Target your audience in the same way
Obviously when you are marketing in any form you will want to define your target audience first. We know that, but it is more about how you target your audience that links B2B and B2C marketing. You must work out exactly the same things when considering who you market to. This includes focusing on which platforms your audience uses most, what time of day they’re most likely active, what posts they interact with most and how they search for services.
This is exactly the same way for both types of marketing as you need to remember that you are dealing with real people and their human habits. Once you understand to look at it this way, then you can really define your target audience and ensure that you get the most out of your content that you put online.

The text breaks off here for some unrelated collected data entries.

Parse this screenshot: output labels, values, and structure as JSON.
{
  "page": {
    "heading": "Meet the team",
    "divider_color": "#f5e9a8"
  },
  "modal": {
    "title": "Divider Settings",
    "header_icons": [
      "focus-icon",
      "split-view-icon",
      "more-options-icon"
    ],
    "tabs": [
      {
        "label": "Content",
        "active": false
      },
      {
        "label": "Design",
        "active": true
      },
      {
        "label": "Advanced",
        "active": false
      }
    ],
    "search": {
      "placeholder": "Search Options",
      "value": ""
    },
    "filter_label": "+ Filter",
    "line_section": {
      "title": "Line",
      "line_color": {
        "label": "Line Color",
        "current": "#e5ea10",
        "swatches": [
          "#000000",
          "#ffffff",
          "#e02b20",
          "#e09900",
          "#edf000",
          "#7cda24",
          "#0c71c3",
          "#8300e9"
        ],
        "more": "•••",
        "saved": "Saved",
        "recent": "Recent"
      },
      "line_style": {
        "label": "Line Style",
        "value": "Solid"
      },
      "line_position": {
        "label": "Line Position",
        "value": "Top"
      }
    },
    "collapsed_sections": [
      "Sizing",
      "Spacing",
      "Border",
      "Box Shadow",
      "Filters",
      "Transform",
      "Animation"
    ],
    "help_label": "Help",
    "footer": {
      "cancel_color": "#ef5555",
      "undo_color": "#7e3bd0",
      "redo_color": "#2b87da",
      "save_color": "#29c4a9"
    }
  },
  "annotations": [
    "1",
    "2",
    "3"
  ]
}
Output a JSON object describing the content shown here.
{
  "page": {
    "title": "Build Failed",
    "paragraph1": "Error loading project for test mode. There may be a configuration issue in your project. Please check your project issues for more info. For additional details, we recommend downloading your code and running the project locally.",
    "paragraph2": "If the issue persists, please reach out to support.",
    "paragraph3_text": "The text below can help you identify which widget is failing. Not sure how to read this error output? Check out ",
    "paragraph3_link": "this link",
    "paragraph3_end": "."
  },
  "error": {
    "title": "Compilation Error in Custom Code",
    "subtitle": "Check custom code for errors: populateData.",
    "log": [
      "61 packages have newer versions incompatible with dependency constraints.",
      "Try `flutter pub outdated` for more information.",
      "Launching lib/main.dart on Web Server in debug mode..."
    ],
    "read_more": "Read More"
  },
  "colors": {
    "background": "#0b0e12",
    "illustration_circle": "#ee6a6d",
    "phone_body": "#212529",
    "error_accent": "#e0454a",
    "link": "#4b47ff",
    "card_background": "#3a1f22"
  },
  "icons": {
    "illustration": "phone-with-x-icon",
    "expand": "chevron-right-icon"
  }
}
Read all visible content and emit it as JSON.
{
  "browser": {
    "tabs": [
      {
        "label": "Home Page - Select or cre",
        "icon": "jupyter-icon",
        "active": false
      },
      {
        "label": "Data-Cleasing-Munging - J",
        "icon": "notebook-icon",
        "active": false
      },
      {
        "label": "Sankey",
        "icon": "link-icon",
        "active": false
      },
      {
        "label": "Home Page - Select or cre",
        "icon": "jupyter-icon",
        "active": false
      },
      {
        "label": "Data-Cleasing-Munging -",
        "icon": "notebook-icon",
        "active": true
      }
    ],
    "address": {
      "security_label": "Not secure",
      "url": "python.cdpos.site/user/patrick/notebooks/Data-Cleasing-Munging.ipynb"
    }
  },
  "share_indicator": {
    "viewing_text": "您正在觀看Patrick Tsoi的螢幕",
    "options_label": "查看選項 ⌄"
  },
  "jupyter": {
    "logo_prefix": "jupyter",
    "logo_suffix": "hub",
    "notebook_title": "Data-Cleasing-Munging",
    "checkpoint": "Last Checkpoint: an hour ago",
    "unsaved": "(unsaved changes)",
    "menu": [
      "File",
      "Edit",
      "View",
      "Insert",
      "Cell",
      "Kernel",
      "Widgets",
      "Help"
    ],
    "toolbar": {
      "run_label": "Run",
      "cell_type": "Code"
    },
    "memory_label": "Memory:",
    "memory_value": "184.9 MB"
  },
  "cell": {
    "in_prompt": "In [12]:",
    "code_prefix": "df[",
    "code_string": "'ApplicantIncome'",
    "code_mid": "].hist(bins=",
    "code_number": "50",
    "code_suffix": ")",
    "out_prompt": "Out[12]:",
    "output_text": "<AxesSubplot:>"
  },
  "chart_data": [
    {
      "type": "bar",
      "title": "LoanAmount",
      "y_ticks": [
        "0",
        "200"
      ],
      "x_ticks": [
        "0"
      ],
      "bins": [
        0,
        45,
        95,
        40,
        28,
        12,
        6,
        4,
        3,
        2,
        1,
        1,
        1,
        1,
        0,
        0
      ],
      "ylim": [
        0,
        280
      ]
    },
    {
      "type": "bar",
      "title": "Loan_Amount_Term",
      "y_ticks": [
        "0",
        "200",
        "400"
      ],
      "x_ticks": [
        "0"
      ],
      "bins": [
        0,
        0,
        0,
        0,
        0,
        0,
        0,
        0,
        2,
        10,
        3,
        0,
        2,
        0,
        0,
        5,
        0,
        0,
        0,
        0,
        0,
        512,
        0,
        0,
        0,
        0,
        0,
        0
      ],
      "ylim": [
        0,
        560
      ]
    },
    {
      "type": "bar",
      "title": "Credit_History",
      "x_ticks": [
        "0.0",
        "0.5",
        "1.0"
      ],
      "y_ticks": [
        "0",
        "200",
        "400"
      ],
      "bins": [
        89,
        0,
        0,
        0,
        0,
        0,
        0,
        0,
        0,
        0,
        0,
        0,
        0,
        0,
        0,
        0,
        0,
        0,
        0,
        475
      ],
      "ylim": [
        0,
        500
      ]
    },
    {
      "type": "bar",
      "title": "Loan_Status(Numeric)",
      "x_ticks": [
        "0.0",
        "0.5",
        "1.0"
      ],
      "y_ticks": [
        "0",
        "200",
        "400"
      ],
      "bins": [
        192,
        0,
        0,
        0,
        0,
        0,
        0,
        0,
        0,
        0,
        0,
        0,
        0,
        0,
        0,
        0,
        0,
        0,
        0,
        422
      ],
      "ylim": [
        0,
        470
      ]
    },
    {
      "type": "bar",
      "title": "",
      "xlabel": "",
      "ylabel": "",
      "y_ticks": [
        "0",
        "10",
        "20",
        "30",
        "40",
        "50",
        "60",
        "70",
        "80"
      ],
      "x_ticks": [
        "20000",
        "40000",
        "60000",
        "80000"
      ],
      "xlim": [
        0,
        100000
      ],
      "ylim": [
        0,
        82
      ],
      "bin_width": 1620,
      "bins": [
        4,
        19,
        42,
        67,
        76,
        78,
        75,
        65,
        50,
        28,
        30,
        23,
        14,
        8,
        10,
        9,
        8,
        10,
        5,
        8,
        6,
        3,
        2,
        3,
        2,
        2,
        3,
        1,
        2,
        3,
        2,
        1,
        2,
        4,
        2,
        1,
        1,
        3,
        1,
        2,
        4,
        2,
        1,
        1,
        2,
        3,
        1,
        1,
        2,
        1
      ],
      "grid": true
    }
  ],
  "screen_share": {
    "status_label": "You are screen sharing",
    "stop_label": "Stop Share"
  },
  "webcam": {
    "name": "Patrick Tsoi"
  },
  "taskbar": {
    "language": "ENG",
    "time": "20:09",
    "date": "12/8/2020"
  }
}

We must also remember that while we are marketing to a business, we’re not marketing to a business. We’re marketing to people within the business - there are multiple people to consider. For example, if you were to market a product that could be useful in hospitals, you don't market to the hospital. Instead, you’ll market to doctors that will want to have this product in the hospital to use in the workplace, but you’ll also need to market to the hospital’s board to show how it can benefit the hospital as a whole in terms of productivity and being cost effective.
So we can see that the gap between B2B and B2C marketing definitely is shrinking. After all, it is important to make human connections with people for anything to resonate with them. It seems that the fundamental principles of marketing help to blur the lines between B2B and B2C, but we cannot avoid the fact that they both target people in completely different settings.